Per me essere una regista donna non significa avere un punto di vista specificamente "femminile", necessariamente antagonista a quello di un collega uomo. Non credo in nulla di "essenzialmente" femminile o maschile. Penso che dobbiamo lottare per avere più film diretti da donne semplicemente perché le opportunità non sono le stesse al momento: nonostante le donne siano ormai ben rappresentate nelle scuole di cinema, pochissime riescono a realizzare il loro primo film e, in media, le donne registe ricevono budget inferiori rispetto ai loro colleghi maschi. In Normal, il mio obiettivo è stimolare la riflessione su come entrambi i generi sono costruiti e interpretati dagli individui nella società contemporanea, e su come questo processo si traduca in diverse forme di oppressione.
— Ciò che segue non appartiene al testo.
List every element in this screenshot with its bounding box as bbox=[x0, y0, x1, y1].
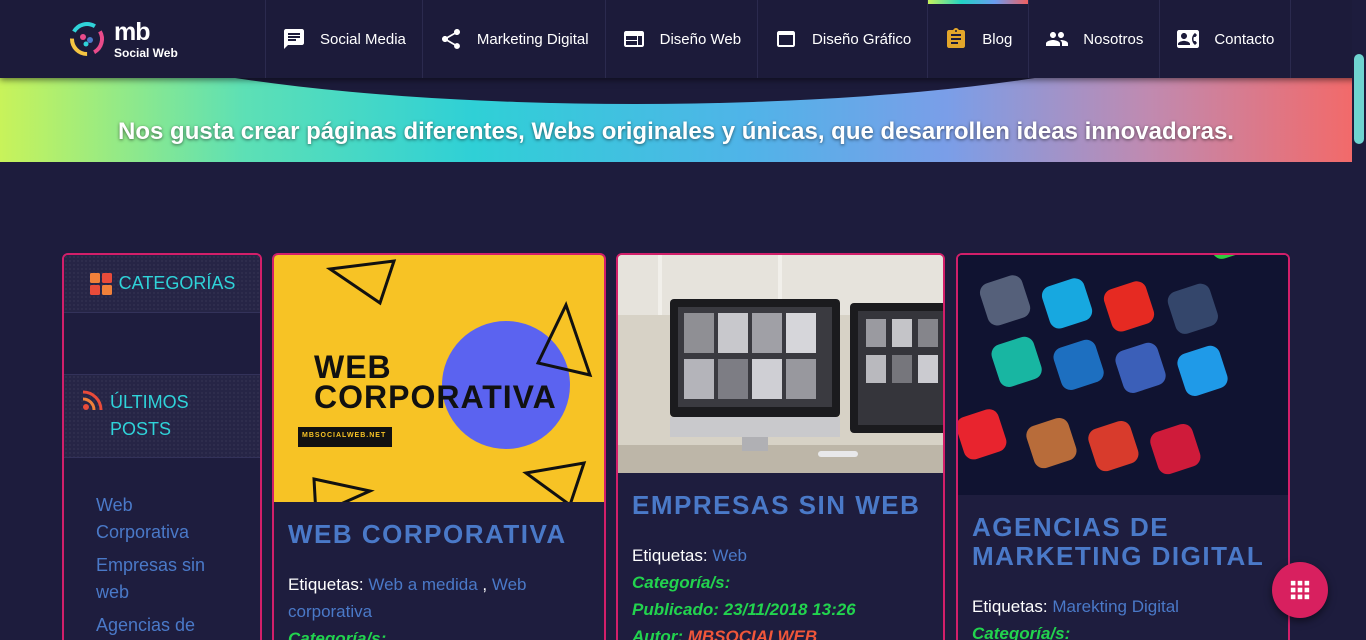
tags-label: Etiquetas: bbox=[632, 546, 708, 565]
nav-item-label: Marketing Digital bbox=[476, 30, 589, 48]
post-tags: Etiquetas: Marekting Digital bbox=[972, 593, 1274, 620]
categories-header: CATEGORÍAS bbox=[64, 255, 260, 313]
post-tags: Etiquetas: Web bbox=[632, 542, 929, 569]
latest-posts-list: Web Corporativa Empresas sin web Agencia… bbox=[64, 458, 260, 639]
apps-menu-button[interactable] bbox=[1272, 562, 1328, 618]
nav-item-nosotros[interactable]: Nosotros bbox=[1028, 0, 1159, 78]
banner-tagline: Nos gusta crear páginas diferentes, Webs… bbox=[118, 118, 1234, 145]
site-logo[interactable]: mb Social Web bbox=[66, 16, 186, 62]
nav-item-diseno-web[interactable]: Diseño Web bbox=[604, 0, 757, 78]
post-card-empresas-sin-web[interactable]: EMPRESAS SIN WEB Etiquetas: Web Categorí… bbox=[616, 253, 945, 640]
window-frame-icon bbox=[774, 27, 798, 51]
tag-link[interactable]: Web a medida bbox=[368, 575, 477, 594]
nav-item-label: Diseño Gráfico bbox=[812, 30, 912, 48]
post-category-label: Categoría/s: bbox=[288, 629, 387, 640]
post-link-web-corporativa[interactable]: Web Corporativa bbox=[96, 492, 226, 546]
post-image-web-corporativa[interactable]: WEB CORPORATIVA MBSOCIALWEB.NET bbox=[274, 255, 604, 502]
latest-posts-title: ÚLTIMOS POSTS bbox=[110, 392, 189, 439]
categories-title: CATEGORÍAS bbox=[118, 273, 236, 293]
tag-link[interactable]: Marekting Digital bbox=[1052, 597, 1179, 616]
tag-link[interactable]: Web bbox=[712, 546, 747, 565]
post-title[interactable]: WEB CORPORATIVA bbox=[288, 520, 590, 549]
chat-bubble-icon bbox=[282, 27, 306, 51]
tag-separator: , bbox=[477, 575, 492, 594]
post-title[interactable]: EMPRESAS SIN WEB bbox=[632, 491, 929, 520]
nav-item-label: Contacto bbox=[1214, 30, 1275, 48]
clipboard-icon bbox=[944, 27, 968, 51]
page-scrollbar[interactable] bbox=[1352, 0, 1366, 640]
post-image-agencias-marketing[interactable] bbox=[958, 255, 1288, 495]
post-category-label: Categoría/s: bbox=[632, 573, 731, 592]
nav-item-label: Nosotros bbox=[1083, 30, 1144, 48]
nav-item-label: Diseño Web bbox=[659, 30, 742, 48]
nav-item-diseno-grafico[interactable]: Diseño Gráfico bbox=[757, 0, 927, 78]
image-badge: MBSOCIALWEB.NET bbox=[302, 432, 387, 439]
nav-item-marketing-digital[interactable]: Marketing Digital bbox=[421, 0, 605, 78]
web-window-icon bbox=[622, 27, 646, 51]
post-card-agencias-marketing[interactable]: AGENCIAS DE MARKETING DIGITAL Etiquetas:… bbox=[956, 253, 1290, 640]
grid-squares-icon bbox=[89, 272, 112, 295]
post-image-empresas-sin-web[interactable] bbox=[618, 255, 943, 473]
logo-wordmark: mb bbox=[114, 17, 150, 46]
post-link-agencias[interactable]: Agencias de bbox=[96, 612, 226, 639]
people-icon bbox=[1045, 27, 1069, 51]
logo-mark-icon bbox=[66, 18, 108, 60]
contact-card-icon bbox=[1176, 27, 1200, 51]
post-author: Autor: MBSOCIALWEB bbox=[632, 623, 929, 640]
apps-grid-icon bbox=[1290, 580, 1310, 600]
logo-subtitle: Social Web bbox=[114, 45, 178, 60]
nav-item-label: Blog bbox=[982, 30, 1013, 48]
post-link-empresas-sin-web[interactable]: Empresas sin web bbox=[96, 552, 226, 606]
post-category-label: Categoría/s: bbox=[972, 624, 1071, 640]
nav-item-contacto[interactable]: Contacto bbox=[1159, 0, 1292, 78]
site-header: mb Social Web Social Media Marketing Dig… bbox=[0, 0, 1366, 78]
tags-label: Etiquetas: bbox=[972, 597, 1048, 616]
nav-item-label: Social Media bbox=[320, 30, 406, 48]
latest-posts-header: ÚLTIMOS POSTS bbox=[64, 374, 260, 458]
post-tags: Etiquetas: Web a medida , Web corporativ… bbox=[288, 571, 590, 625]
post-title[interactable]: AGENCIAS DE MARKETING DIGITAL bbox=[972, 513, 1272, 571]
author-label: Autor: bbox=[632, 627, 683, 640]
main-nav: Social Media Marketing Digital Diseño We… bbox=[265, 0, 1292, 78]
rss-feed-icon bbox=[82, 390, 103, 411]
tags-label: Etiquetas: bbox=[288, 575, 364, 594]
nav-item-social-media[interactable]: Social Media bbox=[265, 0, 422, 78]
post-card-web-corporativa[interactable]: WEB CORPORATIVA MBSOCIALWEB.NET WEB CORP… bbox=[272, 253, 606, 640]
post-published-date: Publicado: 23/11/2018 13:26 bbox=[632, 600, 856, 619]
blog-sidebar: CATEGORÍAS ÚLTIMOS POSTS Web Corporativa… bbox=[62, 253, 262, 640]
author-link[interactable]: MBSOCIALWEB bbox=[688, 627, 817, 640]
scrollbar-thumb[interactable] bbox=[1354, 54, 1364, 144]
image-headline-line2: CORPORATIVA bbox=[314, 379, 557, 415]
nav-item-blog[interactable]: Blog bbox=[927, 0, 1029, 78]
share-icon bbox=[439, 27, 463, 51]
Qual è il suo punto di vista sulla palese disuguaglianza tra donne e uomini nell'industria cinematografica in generale? Come possiamo lavorare per risolverla?
Le statistiche sulla disuguaglianza di genere nell'industria cinematografica sono sconfortanti. In quasi tutti i ruoli - dai registi agli scrittori e ai direttori della fotografia - le donne sono sottorappresentate. Ma questo è vero anche in molti altri settori. È difficile dire in poche parole come possiamo lavorare per risolvere questo problema, ma credo che il primo passo di ogni cambiamento inizi sempre con l'educazione. Poiché ho il privilegio di insegnare agli studenti di cinema, investo molte energie nella creazione di un ambiente di apprendimento femminista (che per me non comprende solo cosa e come si insegna, ma anche la consapevolezza delle dinamiche di potere all'interno della classe). Poi, naturalmente, a livello industriale dovrebbero esserci programmi che incoraggino una pari rappresentanza di genere nelle selezioni dei festival, nelle giurie, negli enti di finanziamento e così via, per costruire un'industria più inclusiva.

Lei affronta questo tema attraverso il documentario creativo. Quali sono gli aspetti positivi che questo approccio può apportare alla questione?
Considero il documentario un "atto performativo" tra le immagini e la realtà che dovrebbero rappresentare. Il mio approccio alla non-fiction non persegue necessariamente verità oggettive, ma piuttosto prospettive soggettive. In altre parole, per me le forme documentarie possono essere utilizzate per provocare un'interpretazione critica della realtà che osservano. Nel mio film mi propongo di presentare un ritratto disorientante delle idee accettate di normalità e di generare prospettive critiche e aperte per contrastare le narrazioni eteronormative.

In cosa vi aiuterà in particolare il premio Eurimages? Cosa vi manca ancora per completare il film?
Siamo estremamente felici e grate di aver vinto il premio Eurimages perché ci aiuterà a completare la post-produzione del film.